実習は、愛知医科大学病院をはじめ、東海や関東地区の主要な病院において、CNSの実践モデルとなる高度な看護実践を展開している指導者から学ぶ事ができるようにしている。
○ 急性・重症患者看護
「急性・重症患者看護」では、生命の危機的状況にある対象への高度看護実践の基盤となる代謝病態生理学、フィジカルアセスメント・鑑別判断、薬理学を含む集中治療管理の知識と技術を修得、看護の諸概念を枠組みとした総合的看護実践モデルに活用して、CNSの役割・機能遂行のための高度看護実践力の育成を目指した講義、演習、実習科目を配置している。
実習は、愛知医科大学病院をはじめ、東海や近畿地区の主要な病院において、CNS等の実践モデルの指導下に役割と機能を修得する目的で実施している。
⑷ 特別講義
特別講義では、各領域の専門性をさらに高めるために各分野の専門家(学外講師)によるトピックスを学際的な視点で展開している。このため、看護の展望や看護の探求心、知的好奇心を育成するとともに、看護専門職者としての意識の改革、看護に対する関心への動機付けをねらい、特別講義を1年に数回開講している。
⑸ 国内外の大学との交流
○ 国際性
米国のケース・ウェスタン・リザーブ大学との連携による講義・実習を計画し、質の高い看護実践ならびに国際性を培うカリキュラムを設置している。

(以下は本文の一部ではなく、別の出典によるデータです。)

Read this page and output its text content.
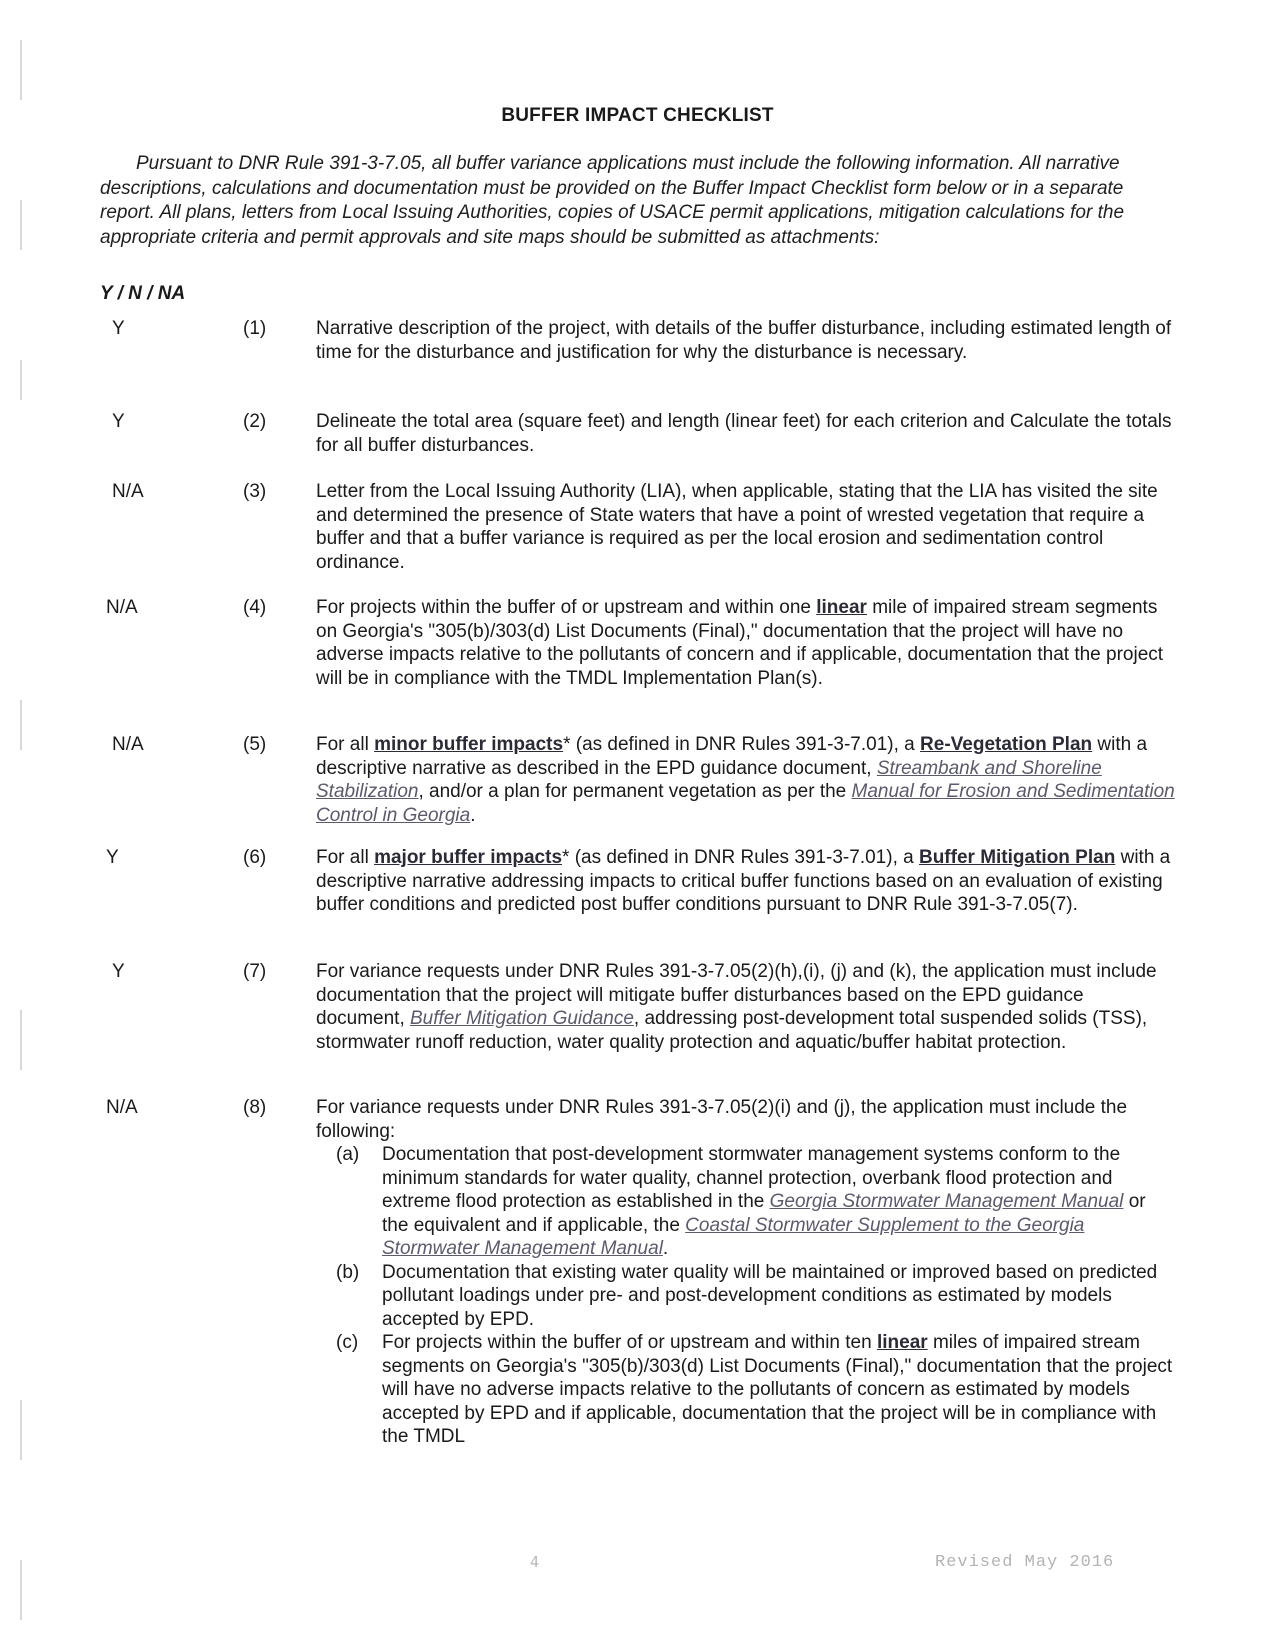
BUFFER IMPACT CHECKLIST
Pursuant to DNR Rule 391-3-7.05, all buffer variance applications must include the following information. All narrative descriptions, calculations and documentation must be provided on the Buffer Impact Checklist form below or in a separate report. All plans, letters from Local Issuing Authorities, copies of USACE permit applications, mitigation calculations for the appropriate criteria and permit approvals and site maps should be submitted as attachments:
Y / N / NA
Y	(1)	Narrative description of the project, with details of the buffer disturbance, including estimated length of time for the disturbance and justification for why the disturbance is necessary.
Y	(2)	Delineate the total area (square feet) and length (linear feet) for each criterion and Calculate the totals for all buffer disturbances.
N/A	(3)	Letter from the Local Issuing Authority (LIA), when applicable, stating that the LIA has visited the site and determined the presence of State waters that have a point of wrested vegetation that require a buffer and that a buffer variance is required as per the local erosion and sedimentation control ordinance.
N/A	(4)	For projects within the buffer of or upstream and within one linear mile of impaired stream segments on Georgia's "305(b)/303(d) List Documents (Final)," documentation that the project will have no adverse impacts relative to the pollutants of concern and if applicable, documentation that the project will be in compliance with the TMDL Implementation Plan(s).
N/A	(5)	For all minor buffer impacts* (as defined in DNR Rules 391-3-7.01), a Re-Vegetation Plan with a descriptive narrative as described in the EPD guidance document, Streambank and Shoreline Stabilization, and/or a plan for permanent vegetation as per the Manual for Erosion and Sedimentation Control in Georgia.
Y	(6)	For all major buffer impacts* (as defined in DNR Rules 391-3-7.01), a Buffer Mitigation Plan with a descriptive narrative addressing impacts to critical buffer functions based on an evaluation of existing buffer conditions and predicted post buffer conditions pursuant to DNR Rule 391-3-7.05(7).
Y	(7)	For variance requests under DNR Rules 391-3-7.05(2)(h),(i), (j) and (k), the application must include documentation that the project will mitigate buffer disturbances based on the EPD guidance document, Buffer Mitigation Guidance, addressing post-development total suspended solids (TSS), stormwater runoff reduction, water quality protection and aquatic/buffer habitat protection.
N/A	(8)	For variance requests under DNR Rules 391-3-7.05(2)(i) and (j), the application must include the following:
(a) Documentation that post-development stormwater management systems conform to the minimum standards for water quality, channel protection, overbank flood protection and extreme flood protection as established in the Georgia Stormwater Management Manual or the equivalent and if applicable, the Coastal Stormwater Supplement to the Georgia Stormwater Management Manual.
(b) Documentation that existing water quality will be maintained or improved based on predicted pollutant loadings under pre- and post-development conditions as estimated by models accepted by EPD.
(c) For projects within the buffer of or upstream and within ten linear miles of impaired stream segments on Georgia's "305(b)/303(d) List Documents (Final)," documentation that the project will have no adverse impacts relative to the pollutants of concern as estimated by models accepted by EPD and if applicable, documentation that the project will be in compliance with the TMDL
4	Revised May 2016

特に、急性・重症患者看護学領域では、毎年、ケース・ウエスタン・リザーブ大学の教員を招聘して短期研修による講義・演習を開催している。
○ 国内における交流
感染看護学領域では、他の看護系大学大学院との協力などによる講義、演習を行っている。
⑹ 修士論文・課題研究
各領域の知識、技術の集大成としての研究を課している。看護学諸領域の発展のため、様々な課題を解決し、看護実践現場で活かせる研究あるいは研究者としての始まりである研究への取り組みを、個別的かつ丁寧に指導し、本研究科における論文作成が将来の看護に活用できるような指導体制を取っている。
⑺ 教員体制
本研究科における指導体制は、少人数で個別的な指導を行うことを旨としている。このため、主査をはじめ2名の副査による研究指導により、初学者であっても確実に(修士・課題研究)研究のプロセスを学習しつつ、論文を完成させることのできる体制をとっている。